On this side of O’ahu, where giant resorts and the city of Honolulu serve as a playground to hundreds of thousands of tourists each year, we tend to forget to connect to the natural beauty and spirit of the island.
I’m hand in hand with strangers, forming a circle under the Hawaiian morning sun. I’m with two college-aged girls and a woman. Singing in a melodic verse that’s distinctly Hawaiian, slinging words of thanks to the heavens, while grounding their feet to connect to the volcanic soil. Each inflection seems to mimic the lapping of Pacific waves, and their cries of thanks echo the sound of birds tweeting their own music toward the ancient mountains that once blessed this land with fertile, irrigated soil.

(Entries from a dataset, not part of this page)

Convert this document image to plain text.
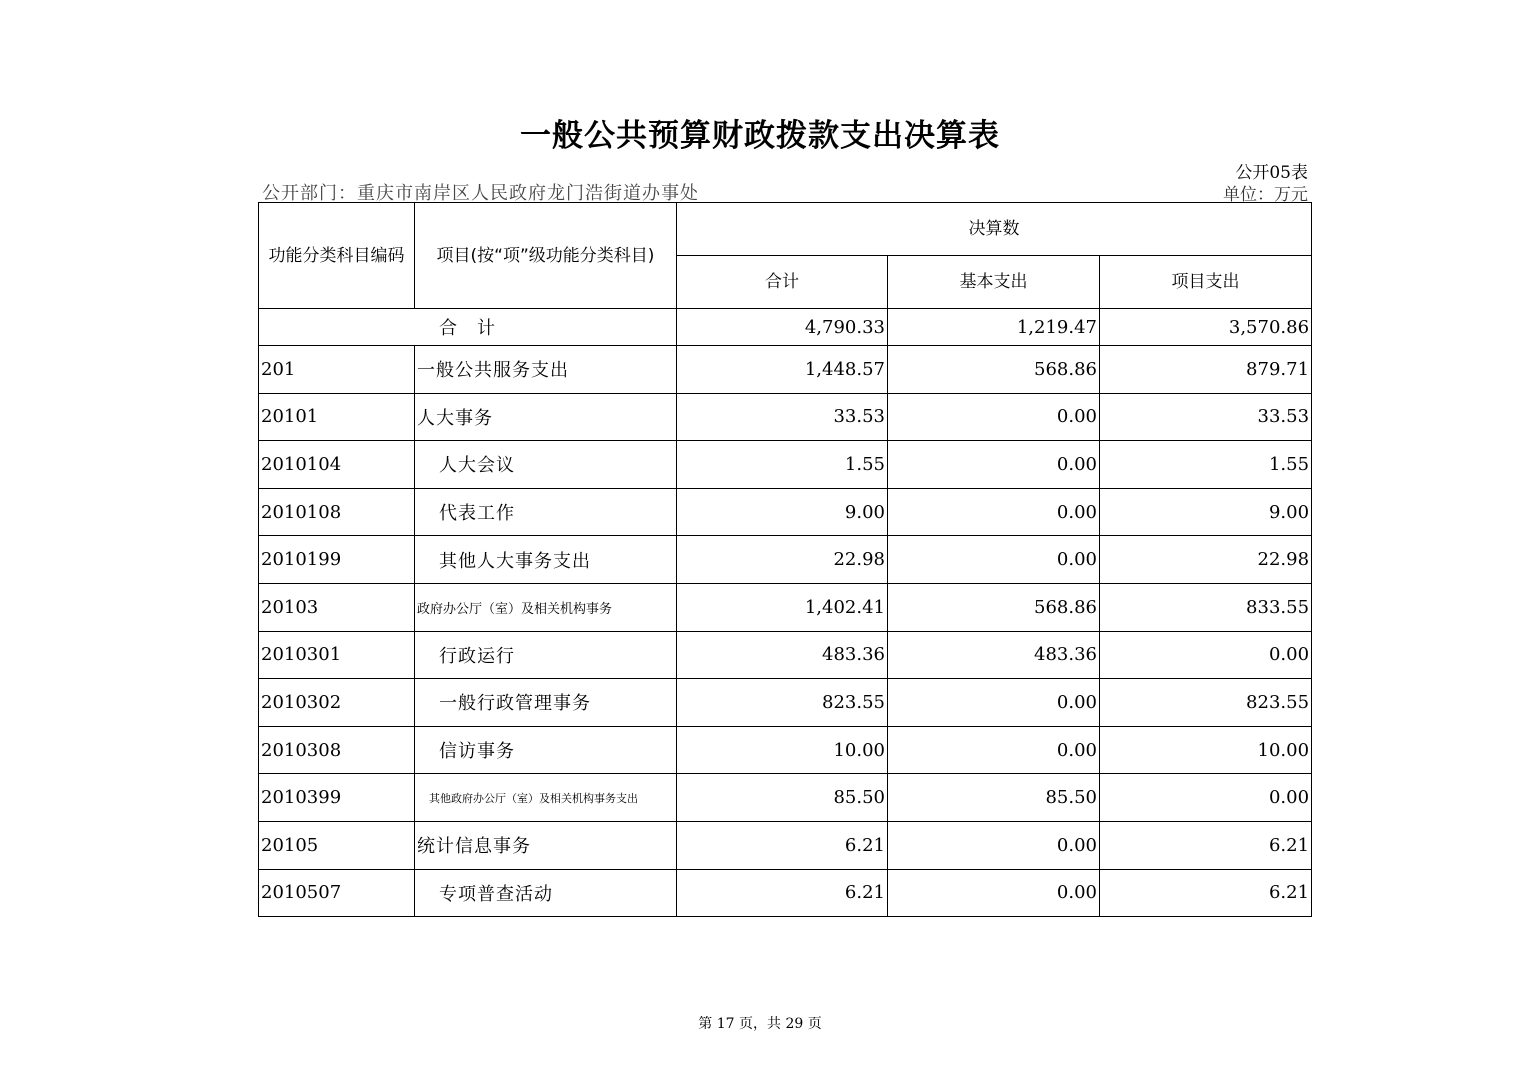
一般公共预算财政拨款支出决算表
公开05表
公开部门：重庆市南岸区人民政府龙门浩街道办事处	单位：万元
功能分类科目编码	项目(按“项”级功能分类科目)	决算数		
		合计	基本支出	项目支出
合　计		4,790.33	1,219.47	3,570.86
201	一般公共服务支出	1,448.57	568.86	879.71
20101	人大事务	33.53	0.00	33.53
2010104	人大会议	1.55	0.00	1.55
2010108	代表工作	9.00	0.00	9.00
2010199	其他人大事务支出	22.98	0.00	22.98
20103	政府办公厅（室）及相关机构事务	1,402.41	568.86	833.55
2010301	行政运行	483.36	483.36	0.00
2010302	一般行政管理事务	823.55	0.00	823.55
2010308	信访事务	10.00	0.00	10.00
2010399	其他政府办公厅（室）及相关机构事务支出	85.50	85.50	0.00
20105	统计信息事务	6.21	0.00	6.21
2010507	专项普查活动	6.21	0.00	6.21
第 17 页，共 29 页
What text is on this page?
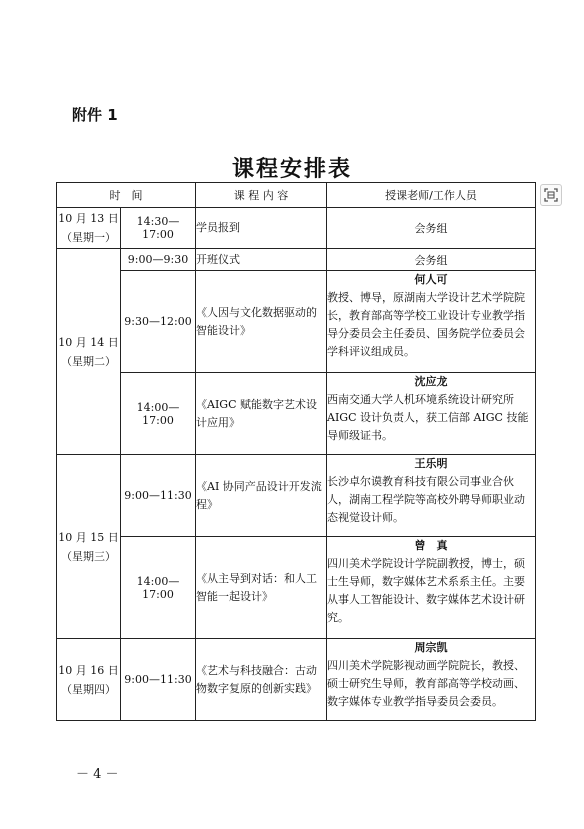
附件 1
课程安排表
时　间		课 程 内 容	授课老师/工作人员
10 月 13 日
（星期一）	14:30—17:00	学员报到	会务组
10 月 14 日
（星期二）	9:00—9:30	开班仪式	会务组
	9:30—12:00	《人因与文化数据驱动的智能设计》	何人可
教授、博导，原湖南大学设计艺术学院院长，教育部高等学校工业设计专业教学指导分委员会主任委员、国务院学位委员会学科评议组成员。

	14:00—17:00	《AIGC 赋能数字艺术设计应用》	沈应龙
西南交通大学人机环境系统设计研究所 AIGC 设计负责人，获工信部 AIGC 技能导师级证书。

10 月 15 日
（星期三）	9:00—11:30	《AI 协同产品设计开发流程》	王乐明
长沙卓尔谟教育科技有限公司事业合伙人，湖南工程学院等高校外聘导师职业动态视觉设计师。

	14:00—17:00	《从主导到对话：和人工智能一起设计》	曾　真
四川美术学院设计学院副教授，博士，硕士生导师，数字媒体艺术系系主任。主要从事人工智能设计、数字媒体艺术设计研究。

10 月 16 日
（星期四）	9:00—11:30	《艺术与科技融合：古动物数字复原的创新实践》	周宗凯
四川美术学院影视动画学院院长，教授、硕士研究生导师，教育部高等学校动画、数字媒体专业教学指导委员会委员。
－ 4 －
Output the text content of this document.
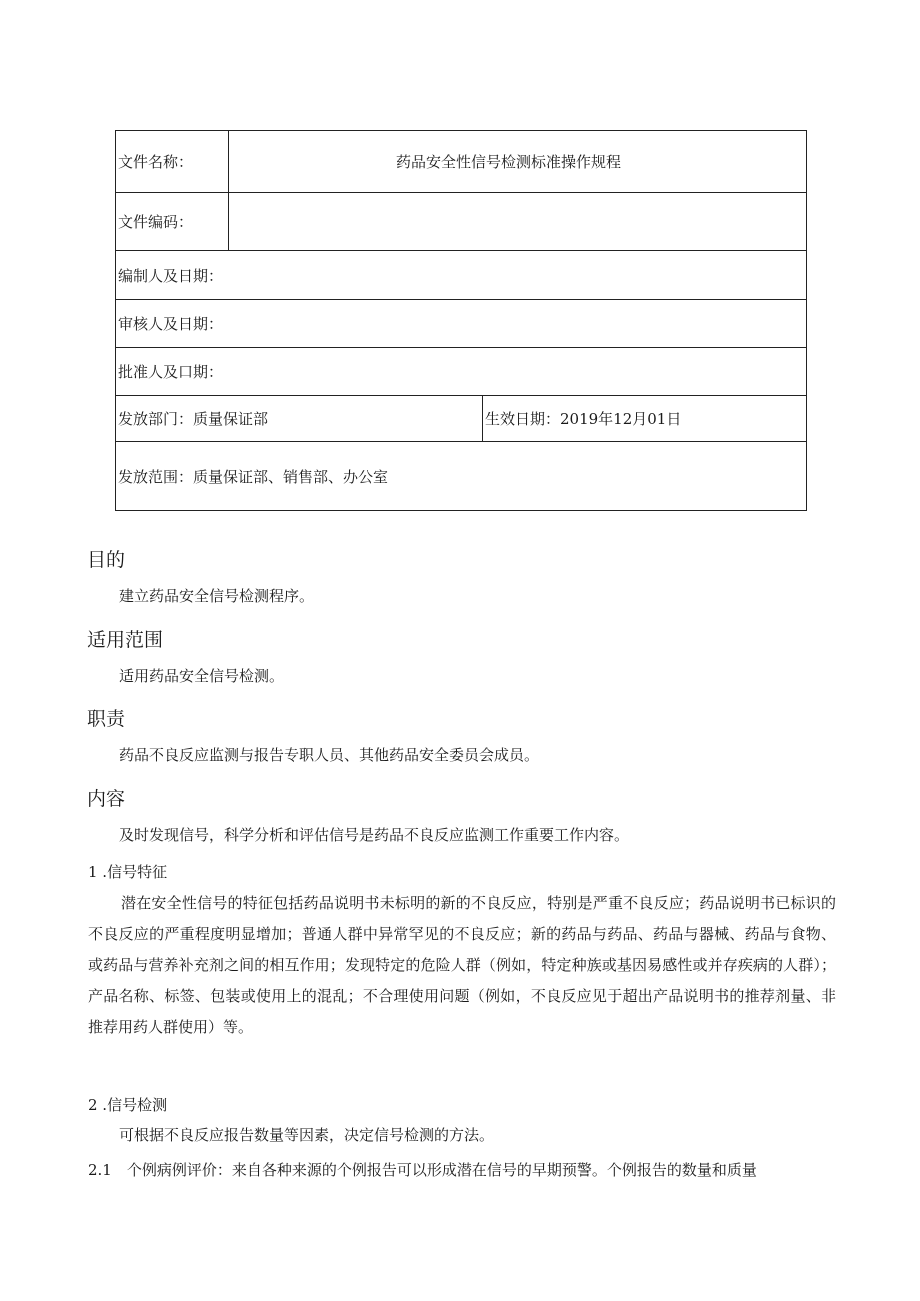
文件名称：	药品安全性信号检测标准操作规程	
文件编码：		
编制人及日期：		
审核人及日期：		
批准人及口期：		
发放部门：质量保证部		生效日期：2019年12月01日
发放范围：质量保证部、销售部、办公室		
目的

建立药品安全信号检测程序。

适用范围

适用药品安全信号检测。

职责

药品不良反应监测与报告专职人员、其他药品安全委员会成员。

内容

及时发现信号，科学分析和评估信号是药品不良反应监测工作重要工作内容。

1 .信号特征

潜在安全性信号的特征包括药品说明书未标明的新的不良反应，特别是严重不良反应；药品说明书已标识的不良反应的严重程度明显增加；普通人群中异常罕见的不良反应；新的药品与药品、药品与器械、药品与食物、或药品与营养补充剂之间的相互作用；发现特定的危险人群（例如，特定种族或基因易感性或并存疾病的人群）；产品名称、标签、包装或使用上的混乱；不合理使用问题（例如，不良反应见于超出产品说明书的推荐剂量、非推荐用药人群使用）等。

2 .信号检测

可根据不良反应报告数量等因素，决定信号检测的方法。

2.1　个例病例评价：来自各种来源的个例报告可以形成潜在信号的早期预警。个例报告的数量和质量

“This is our community,” a woman at Ma’o Organic Farm (86-210 Puhawai Road, Tel: 808-696-5569. www.maoorganicfarms.org) tells me. “We work hard to protect our ohana (family),” she says sitting under a summer-camp structure made from an old chicken hut. It seems ironic, though, that she speaks so personally and passionately about the locals, after all, she comes from the Mainland (as Hawaiians call the Lower 48). She is, however, deeply connected to the people here, having married a Hawaiian and becoming part of the community of Wai‘anae on O‘ahu.
It seems easy to see why she’s taken such a motherly and active role in the community as we sit with the two girls. They both work here on the organic farm, receiving an education, pay, and credit for their time. Here, they learn about ancient farming traditions that sustained Hawaiians for centuries. They also learn how the connection between the people and the land was severed, both physically and culturally when the army stopped these sacred mountains’ waters from freely flowing, destroying the farming here. Yet many people are not aware of what happened because of modern-day conveniences and imports coming from the Mainland and Asia.